猫 「条件変更(=リスケ)の貸出先は、相変わらず多いですか?」
信金 「はい。中小企業金融円滑化法(モラトリアム法)が機能していた頃と比べると1割ほど減少しましたが、依然として高い水準にありますね・・・」
猫 「では、一度リスケしてしまった会社の、リスケ卒業についてはどのような状況ですか?」
信金 「残念ながら、一度リスケした会社は、その後も延長、再延長というケースのほうが多いですね・・・」
猫 「多いというのは、具体的には?」
信金 「例えば、ある支店では、昨年度リスケを承諾した貸出先が100件近くありましたが、そのうち、リスケを1年で脱却して元の約定弁済に戻すことができた件数は、ゼロでした・・・」
猫 「ぜ、ゼロですか・・・」
このように、リスケした会社が元の約定弁済を再開できるまで回復するのは、かなり厳しいと言えるでしょう。
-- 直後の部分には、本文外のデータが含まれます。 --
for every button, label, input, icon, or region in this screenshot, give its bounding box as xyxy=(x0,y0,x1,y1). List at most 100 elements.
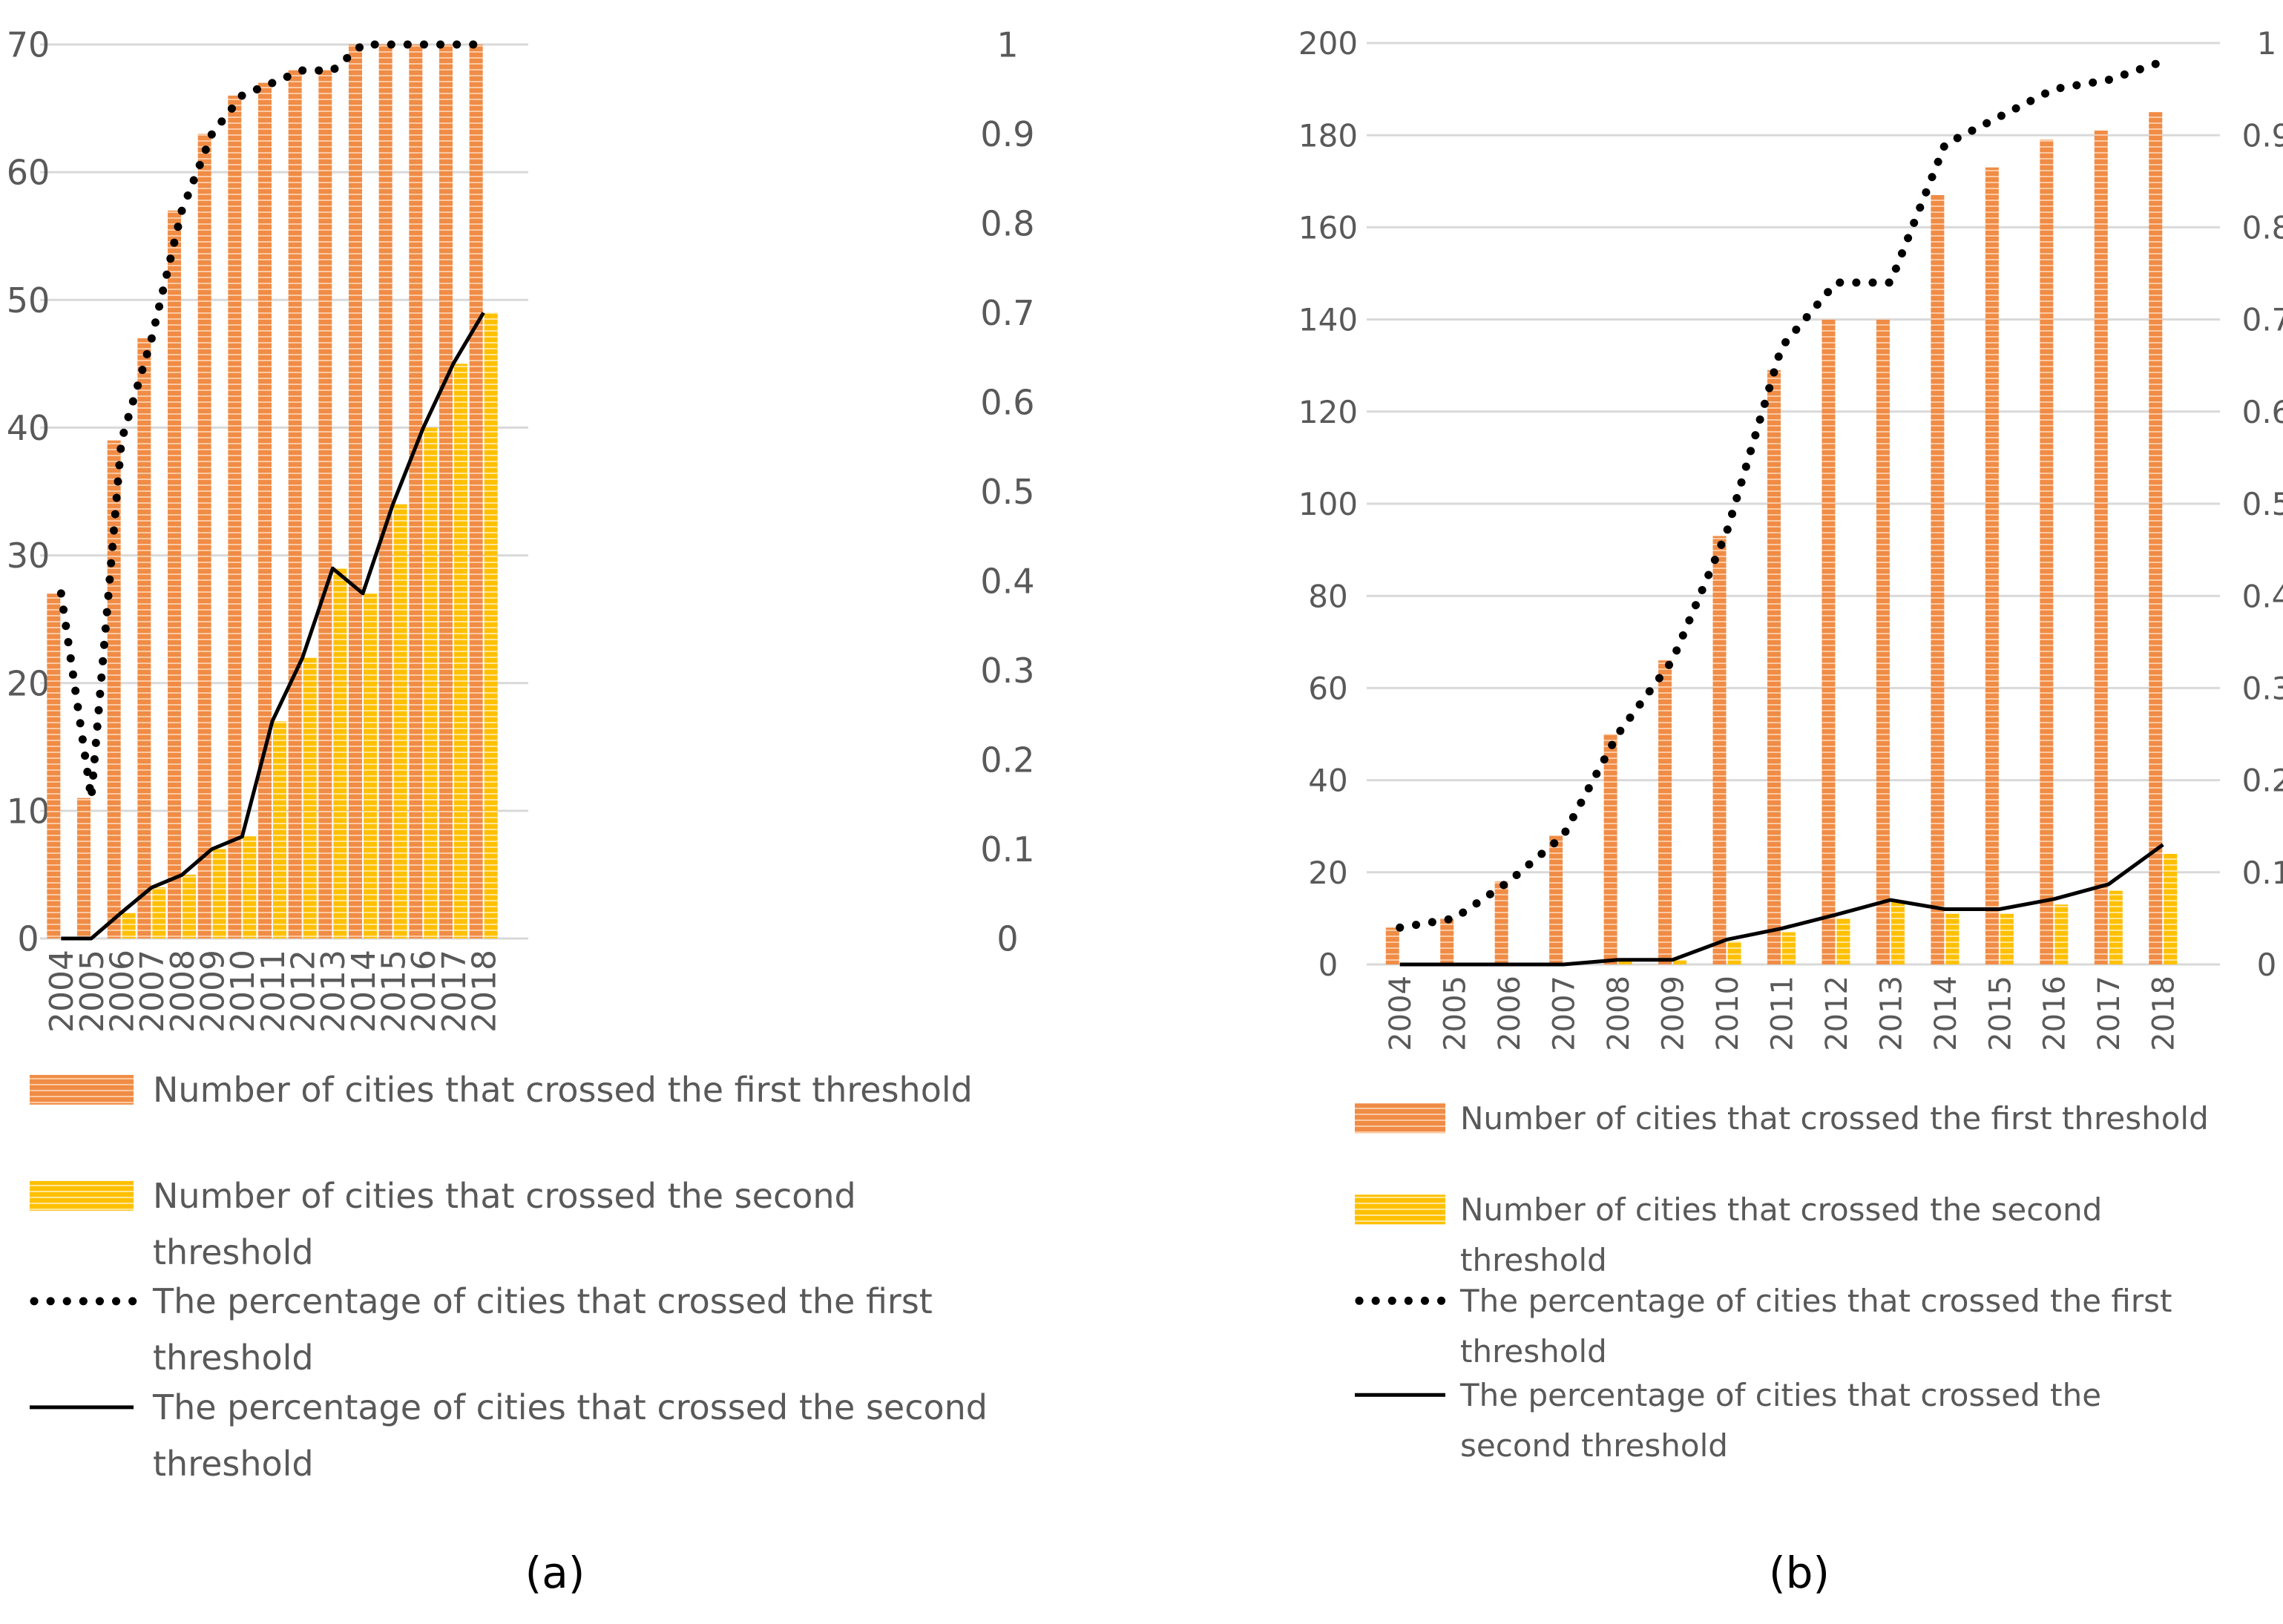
bar-first-threshold-a xyxy=(439,45,453,938)
bar-second-threshold-a xyxy=(364,594,377,938)
bar-second-threshold-b xyxy=(1836,918,1850,964)
bar-second-threshold-a xyxy=(333,568,347,938)
right-tick-label-a: 0.5 xyxy=(980,472,1034,512)
x-tick-label-a: 2007 xyxy=(134,950,171,1033)
x-tick-label-b: 2010 xyxy=(1711,976,1745,1051)
bar-first-threshold-b xyxy=(1603,734,1617,964)
bar-first-threshold-b xyxy=(1712,536,1727,964)
bar-first-threshold-b xyxy=(1440,918,1454,964)
series-line-second-percentage-b xyxy=(1399,843,2164,967)
right-tick-label-a: 0 xyxy=(996,919,1018,959)
legend-label-a: The percentage of cities that crossed th… xyxy=(152,1387,988,1427)
bar-second-threshold-a xyxy=(484,312,498,938)
left-tick-label-b: 0 xyxy=(1318,947,1338,983)
x-tick-label-a: 2004 xyxy=(43,950,81,1033)
right-tick-label-b: 0.5 xyxy=(2242,486,2283,522)
bar-first-threshold-a xyxy=(318,70,332,938)
legend-swatch-second-threshold-b xyxy=(1355,1194,1445,1225)
x-tick-label-b: 2008 xyxy=(1602,976,1636,1051)
right-tick-label-a: 0.8 xyxy=(980,204,1034,244)
bar-first-threshold-b xyxy=(1767,369,1781,964)
x-tick-label-b: 2016 xyxy=(2038,976,2072,1051)
right-tick-label-a: 0.2 xyxy=(980,740,1034,780)
legend-label-b: threshold xyxy=(1460,1242,1607,1278)
x-tick-label-a: 2010 xyxy=(224,950,262,1033)
left-tick-label-b: 60 xyxy=(1308,671,1347,707)
bar-second-threshold-b xyxy=(1782,932,1796,964)
left-tick-label-b: 100 xyxy=(1298,486,1358,522)
legend-label-b: The percentage of cities that crossed th… xyxy=(1459,1377,2101,1413)
x-tick-label-a: 2017 xyxy=(436,950,473,1033)
x-tick-label-a: 2011 xyxy=(254,950,292,1033)
bar-first-threshold-b xyxy=(1494,881,1508,964)
right-tick-label-b: 0.8 xyxy=(2242,210,2283,246)
legend-label-a: Number of cities that crossed the first … xyxy=(153,1070,973,1110)
chart-panel-b: 0 20 40 60 80 100 120 140 160 180 200 0 0.1 0.2 0.3 0.4… xyxy=(1298,25,2283,1464)
bar-first-threshold-a xyxy=(288,70,302,938)
x-tick-label-a: 2015 xyxy=(375,950,413,1033)
right-tick-label-b: 0.6 xyxy=(2242,394,2283,430)
legend-label-a: The percentage of cities that crossed th… xyxy=(152,1281,933,1321)
bar-first-threshold-b xyxy=(2149,112,2163,964)
legend-label-a: Number of cities that crossed the second xyxy=(153,1176,856,1216)
bar-first-threshold-b xyxy=(1822,319,1836,965)
x-tick-label-b: 2018 xyxy=(2147,976,2181,1051)
x-tick-label-a: 2014 xyxy=(345,950,383,1033)
legend-label-a: threshold xyxy=(153,1338,314,1378)
legend-swatch-second-threshold-a xyxy=(30,1180,134,1211)
bar-first-threshold-a xyxy=(378,45,392,938)
x-tick-label-b: 2006 xyxy=(1493,976,1527,1051)
right-tick-label-b: 0.1 xyxy=(2242,855,2283,891)
left-tick-label-a: 10 xyxy=(7,791,50,831)
bar-second-threshold-a xyxy=(454,364,467,938)
bar-second-threshold-b xyxy=(1673,959,1687,964)
x-tick-label-b: 2009 xyxy=(1656,976,1690,1051)
right-tick-label-a: 0.1 xyxy=(980,829,1034,869)
right-tick-label-b: 0.2 xyxy=(2242,763,2283,799)
left-tick-label-a: 30 xyxy=(7,536,50,576)
bar-second-threshold-b xyxy=(1727,941,1741,964)
left-tick-label-b: 120 xyxy=(1298,394,1358,430)
series-line-second-percentage-a xyxy=(61,312,485,941)
panel-label-a: (a) xyxy=(525,1548,585,1598)
x-tick-label-b: 2015 xyxy=(1983,976,2017,1051)
bar-second-threshold-b xyxy=(2109,890,2123,964)
left-tick-label-b: 20 xyxy=(1308,855,1347,891)
bar-first-threshold-a xyxy=(168,210,181,938)
bar-first-threshold-a xyxy=(77,798,91,938)
right-tick-label-a: 0.6 xyxy=(980,383,1034,423)
left-tick-label-a: 20 xyxy=(7,663,50,703)
left-tick-label-a: 40 xyxy=(7,408,50,448)
x-tick-label-b: 2005 xyxy=(1439,976,1473,1051)
bar-second-threshold-b xyxy=(1945,913,1960,964)
bar-second-threshold-b xyxy=(1891,900,1905,964)
bar-second-threshold-a xyxy=(243,836,257,938)
bar-first-threshold-b xyxy=(1985,167,1999,964)
legend-swatch-first-threshold-a xyxy=(30,1074,134,1105)
bar-first-threshold-b xyxy=(1549,835,1563,964)
bar-first-threshold-b xyxy=(2040,139,2054,964)
chart-panel-a: 0 10 20 30 40 50 60 70 0 0.1 0.2 0.3 0.4 0.5 0.6 0.7 0.8… xyxy=(7,25,1035,1484)
bar-second-threshold-b xyxy=(2000,913,2014,964)
x-tick-label-b: 2017 xyxy=(2092,976,2126,1051)
bar-second-threshold-a xyxy=(212,849,226,938)
x-tick-label-a: 2008 xyxy=(164,950,202,1033)
series-line-first-percentage-b xyxy=(1396,57,2167,932)
right-tick-label-a: 0.3 xyxy=(980,651,1034,691)
left-tick-label-a: 70 xyxy=(7,25,50,65)
right-tick-label-b: 1 xyxy=(2257,25,2277,62)
bar-first-threshold-b xyxy=(1931,194,1945,965)
right-tick-label-b: 0.9 xyxy=(2242,117,2283,154)
x-tick-label-a: 2016 xyxy=(405,950,443,1033)
x-tick-label-a: 2012 xyxy=(285,950,323,1033)
right-tick-label-a: 0.7 xyxy=(980,293,1034,333)
right-tick-label-b: 0.4 xyxy=(2242,578,2283,614)
x-tick-label-b: 2013 xyxy=(1874,976,1908,1051)
legend-label-b: Number of cities that crossed the first … xyxy=(1460,1100,2209,1137)
bar-second-threshold-a xyxy=(152,887,166,938)
bar-first-threshold-b xyxy=(1385,927,1399,964)
bar-second-threshold-a xyxy=(393,504,407,938)
left-tick-label-b: 40 xyxy=(1308,763,1347,799)
left-tick-label-b: 140 xyxy=(1298,302,1358,338)
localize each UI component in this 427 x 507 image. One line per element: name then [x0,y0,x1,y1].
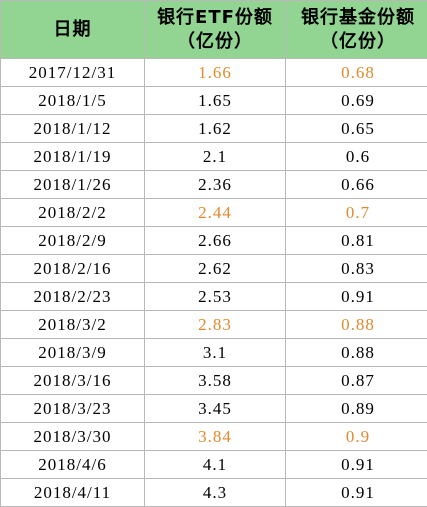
header-text: （亿份） [286,30,427,54]
table-cell: 2.83 [145,311,286,339]
table-cell: 2.53 [145,283,286,311]
table-cell: 0.91 [286,283,427,311]
table-cell: 2.62 [145,255,286,283]
table-cell: 2.66 [145,227,286,255]
table-cell: 0.66 [286,171,427,199]
table-cell: 2.44 [145,199,286,227]
table-cell: 2018/1/19 [1,143,145,171]
header-cell: 银行ETF份额（亿份） [145,1,286,59]
table-cell: 0.88 [286,339,427,367]
header-cell: 银行基金份额（亿份） [286,1,427,59]
table-cell: 2018/2/16 [1,255,145,283]
table-cell: 0.81 [286,227,427,255]
table-cell: 2017/12/31 [1,59,145,87]
table-cell: 2018/1/5 [1,87,145,115]
table-cell: 2018/1/26 [1,171,145,199]
table-cell: 3.45 [145,395,286,423]
table-cell: 0.6 [286,143,427,171]
table-cell: 1.66 [145,59,286,87]
table-cell: 0.69 [286,87,427,115]
table-cell: 2018/4/6 [1,451,145,479]
table-cell: 2018/2/9 [1,227,145,255]
table-cell: 3.58 [145,367,286,395]
table-cell: 1.65 [145,87,286,115]
table-cell: 4.1 [145,451,286,479]
table-cell: 0.89 [286,395,427,423]
table-cell: 3.1 [145,339,286,367]
table-cell: 1.62 [145,115,286,143]
table-cell: 0.7 [286,199,427,227]
table-cell: 0.9 [286,423,427,451]
table-cell: 3.84 [145,423,286,451]
table-cell: 2018/4/11 [1,479,145,507]
header-cell: 日期 [1,1,145,59]
table-cell: 2.1 [145,143,286,171]
table-cell: 0.87 [286,367,427,395]
table-cell: 2018/3/30 [1,423,145,451]
table-cell: 2018/3/23 [1,395,145,423]
table-cell: 0.88 [286,311,427,339]
table-cell: 2018/2/23 [1,283,145,311]
header-text: （亿份） [145,30,285,54]
table-cell: 0.91 [286,479,427,507]
table-cell: 2018/1/12 [1,115,145,143]
table-cell: 2018/3/9 [1,339,145,367]
header-text: 银行ETF份额 [145,6,285,30]
table-cell: 0.68 [286,59,427,87]
table-cell: 4.3 [145,479,286,507]
table-cell: 0.65 [286,115,427,143]
header-text: 银行基金份额 [286,6,427,30]
table-cell: 2018/3/16 [1,367,145,395]
table-cell: 0.91 [286,451,427,479]
header-row: 日期银行ETF份额（亿份）银行基金份额（亿份） [1,1,427,59]
table-cell: 2018/3/2 [1,311,145,339]
table-cell: 0.83 [286,255,427,283]
header-text: 日期 [1,18,144,42]
table-cell: 2.36 [145,171,286,199]
table-cell: 2018/2/2 [1,199,145,227]
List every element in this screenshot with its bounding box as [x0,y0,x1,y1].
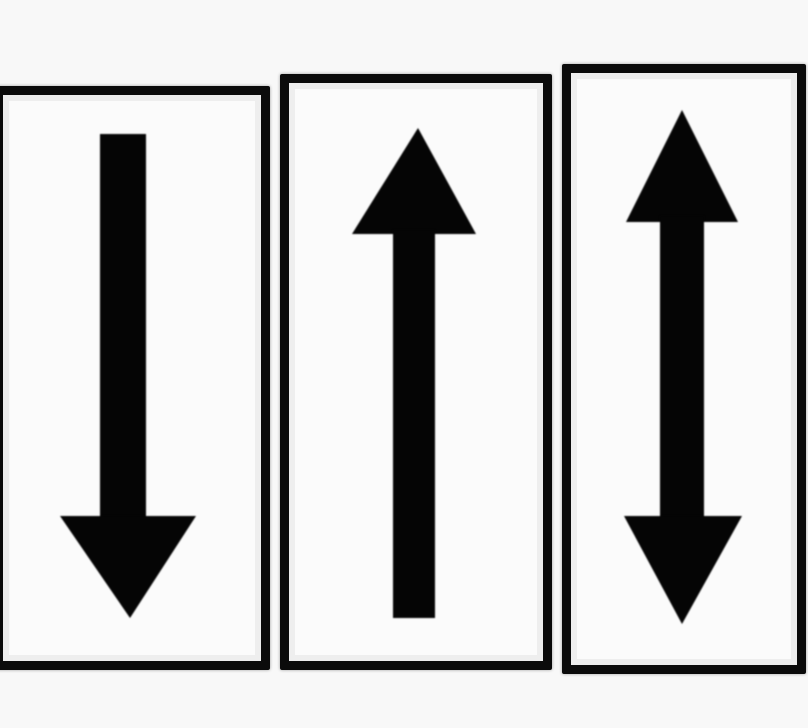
down-arrow-sign [0,86,270,670]
sign-frame [0,86,270,670]
up-down-arrow-sign [562,64,806,674]
arrow-up-down-icon [624,110,742,624]
arrow-up-icon [352,128,476,618]
sign-frame [562,64,806,674]
arrow-down-icon [60,134,196,618]
up-arrow-sign [280,74,552,670]
sign-frame [280,74,552,670]
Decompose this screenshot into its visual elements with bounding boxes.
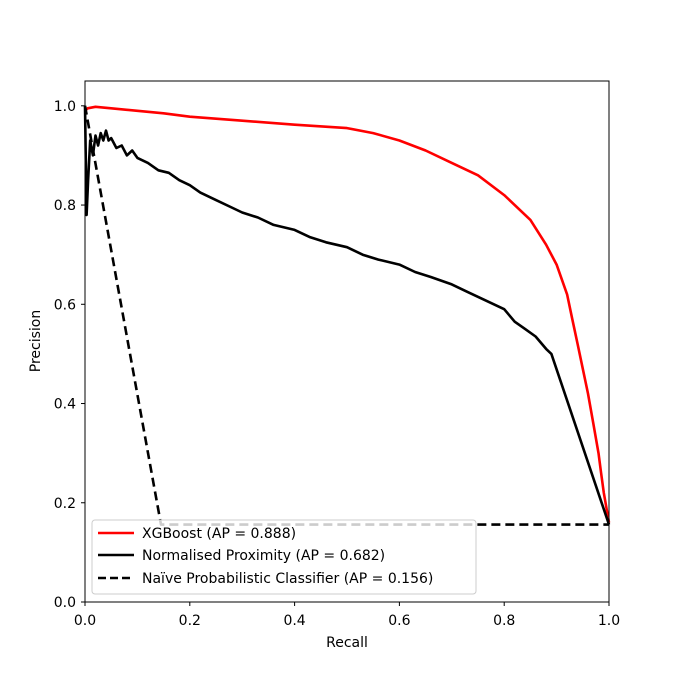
x-tick-label: 0.8 (493, 613, 515, 629)
series-line-2 (83, 105, 611, 526)
x-tick-label: 0.4 (283, 613, 305, 629)
legend-label-normalised-proximity: Normalised Proximity (AP = 0.682) (142, 548, 385, 564)
legend-label-xgboost: XGBoost (AP = 0.888) (142, 526, 296, 542)
y-tick-label: 0.2 (54, 496, 76, 512)
x-tick-label: 1.0 (598, 613, 620, 629)
plot-frame (84, 80, 610, 603)
y-tick-label: 0.0 (54, 595, 76, 611)
x-tick-label: 0.2 (179, 613, 201, 629)
y-tick-label: 0.4 (54, 397, 76, 413)
x-tick-label: 0.0 (74, 613, 96, 629)
legend: XGBoost (AP = 0.888) Normalised Proximit… (91, 519, 477, 595)
y-axis-label: Precision (28, 310, 44, 372)
x-tick-label: 0.6 (388, 613, 410, 629)
y-tick-label: 0.6 (54, 297, 76, 313)
x-axis-ticks: 0.0 0.2 0.4 0.6 0.8 1.0 (74, 602, 620, 629)
y-axis-ticks: 0.0 0.2 0.4 0.6 0.8 1.0 (54, 99, 85, 611)
legend-box (91, 519, 477, 595)
series-line-1 (84, 105, 611, 523)
x-axis-label: Recall (326, 635, 368, 651)
legend-label-naive-classifier: Naïve Probabilistic Classifier (AP = 0.1… (142, 571, 433, 587)
y-tick-label: 0.8 (54, 198, 76, 214)
y-tick-label: 1.0 (54, 99, 76, 115)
これはべつに、リスケによって信用に傷がついたからではありません。
リスケしてもブラックリストには載りません。
業績が回復すれば(特にフリーキャッシュフローが回復し、債務償還年数を縮めることができ、かつ、債務超過解消に向けて着々と進行していれば)、金融機関は喜んで債務者区分を格上げし、真水の運転資金を融資してくれるようになります。
それができず、いつまでもリスケの延長、再延長とだらだら続いてしまうのは、どちらかといえば、金融機関に問題があるのではなく、その会社の「あり方」に問題があることのほうが多いと感じます。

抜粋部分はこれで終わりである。